Ante el fracaso de la OMC en concluir la Ronda de Doha, Estados Unidos reorienta su estrategia geopolítica y comercial hacia el Pacífico a través del Trans-Pacific-Partnership (TPP), utilizando los acuerdos regionales como la Alianza del Pacífico, como instrumento para mantener flotando sobre nuestra región el fantasma del ALCA.
El dilema a resolver
Algunos especialistas geopolíticos señalan que la nueva estrategia de Estados Unidos con los tratados de libre comercio es contener a China. La creciente inversión china en América latina en sectores mineros y energéticos se ha diversificado a la infraestructura, con una abundancia financiera que ha permitido a algunos países escapar del FMI. El objetivo de la Alianza del Pacífico es el regreso al proceso de reestructuración neoliberal establecido entre los ’70 y los ’90.
En términos geopolíticos y económicos el proyecto de construir otro canal de comunicación entre los océanos Atlántico y Pacífico en Nicaragua por parte de empresas chinas, invirtiendo 40 mil millones de dólares a cambio de administrar la concesión por 50 años prorrogables por un período similar, expone en toda su dimensión la disputa que se desarrolla en un territorio considerado de exclusiva influencia estadounidense. La relevancia del futuro Canal de Nicaragua queda en evidencia recordando el espacio clave que significó el Canal de Panamá para la expansión de los Estados Unidos.

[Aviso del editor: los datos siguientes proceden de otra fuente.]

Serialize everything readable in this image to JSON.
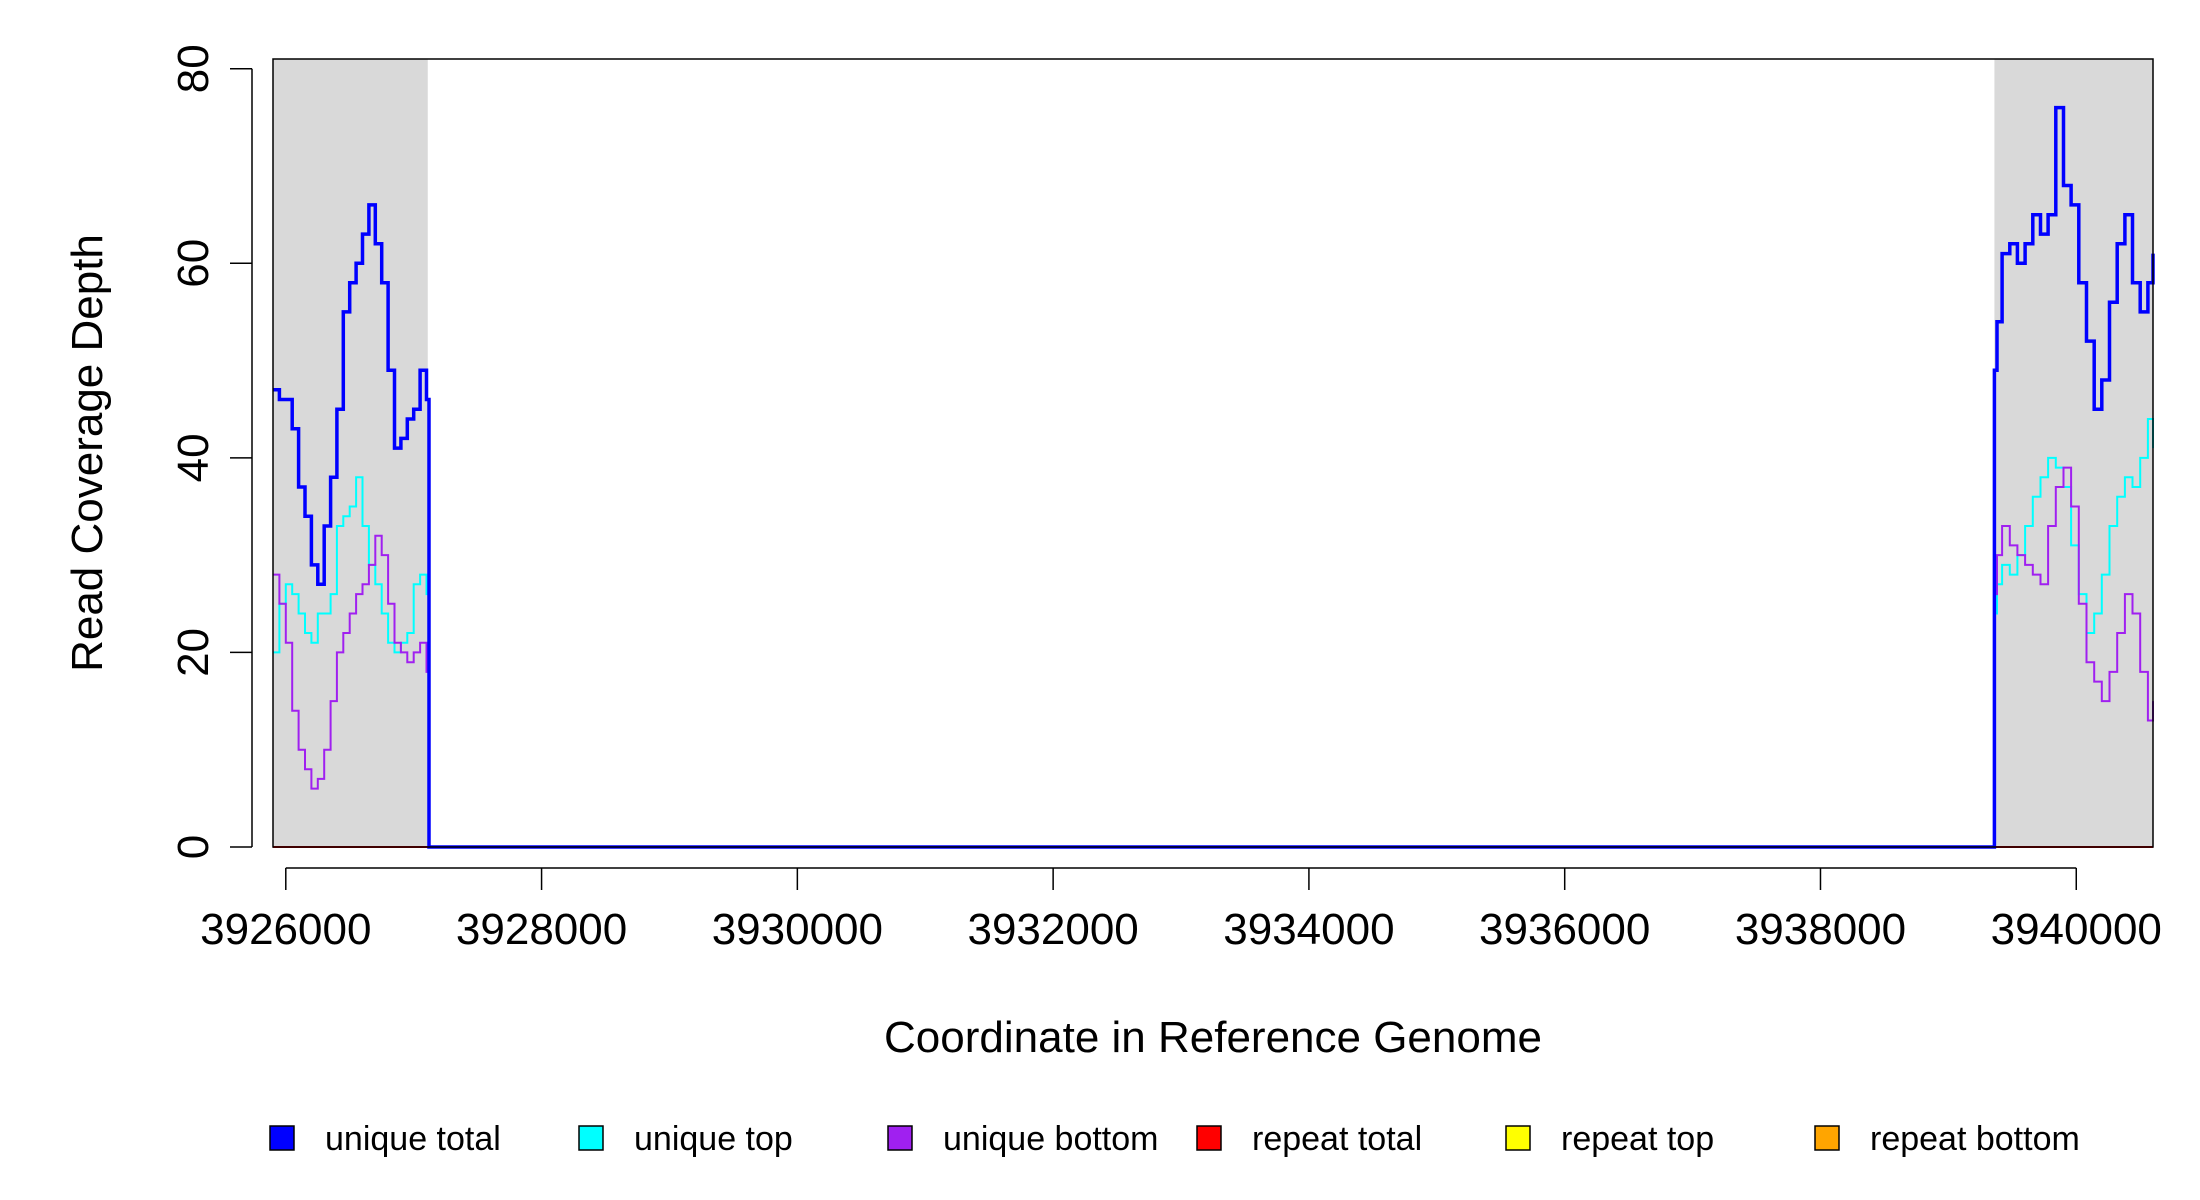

Quiero concluir esta nota glosando al brillante economista brasileño José Luis Fiori. Según él, históricamente, el proyecto de integración regional nunca fue una política de Estado, yendo y viniendo a través del tiempo como si fuera una utopía estacional que se fortalece o debilita dependiendo de las fluctuaciones de la economía mundial o de los cambios en el mapa político de América del Sur. Sostiene que, durante la primera década del siglo XXI, los nuevos gobiernos nacionales y populares del continente, sumados al crecimiento de la economía mundial entre 2001-2008, reavivaron y fortalecieron el proyecto integracionista, en particular Unasur, Mercosur y luego, CELAC, liderados por la Argentina, Brasil y Venezuela. Después de la crisis de 2008, América del Sur se recuperó rápidamente, empujada por el crecimiento chino. Pero este éxito de corto plazo reflotó la característica de la economía sudamericana de ser una sumatoria de economías primario-exportadoras paralelas y orientadas a los mercados externos. Sudamérica enfrenta un dilema mayúsculo: 1) aceptar el destino de ser un actor pasivo en la división internacional del trabajo que definan las viejas, actuales o nuevas potencias mundiales, quedando Brasil en la condición de una periferia de lujo; o 2) trabajar en la integración productiva industrial y en la construcción de una arquitectura financiera regional. La primera opción tiene como desenlace la Alianza del Pacífico o, lo que es lo mismo, el ALCA II.
Confiamos en que prevalecerá la visión integracionista que sintetiza la Unasur. Tal vez porque, como decía Oscar Wilde, “este es un mundo tan raro que, incluso si uno actúa correctamente, las cosas pueden salir bien”.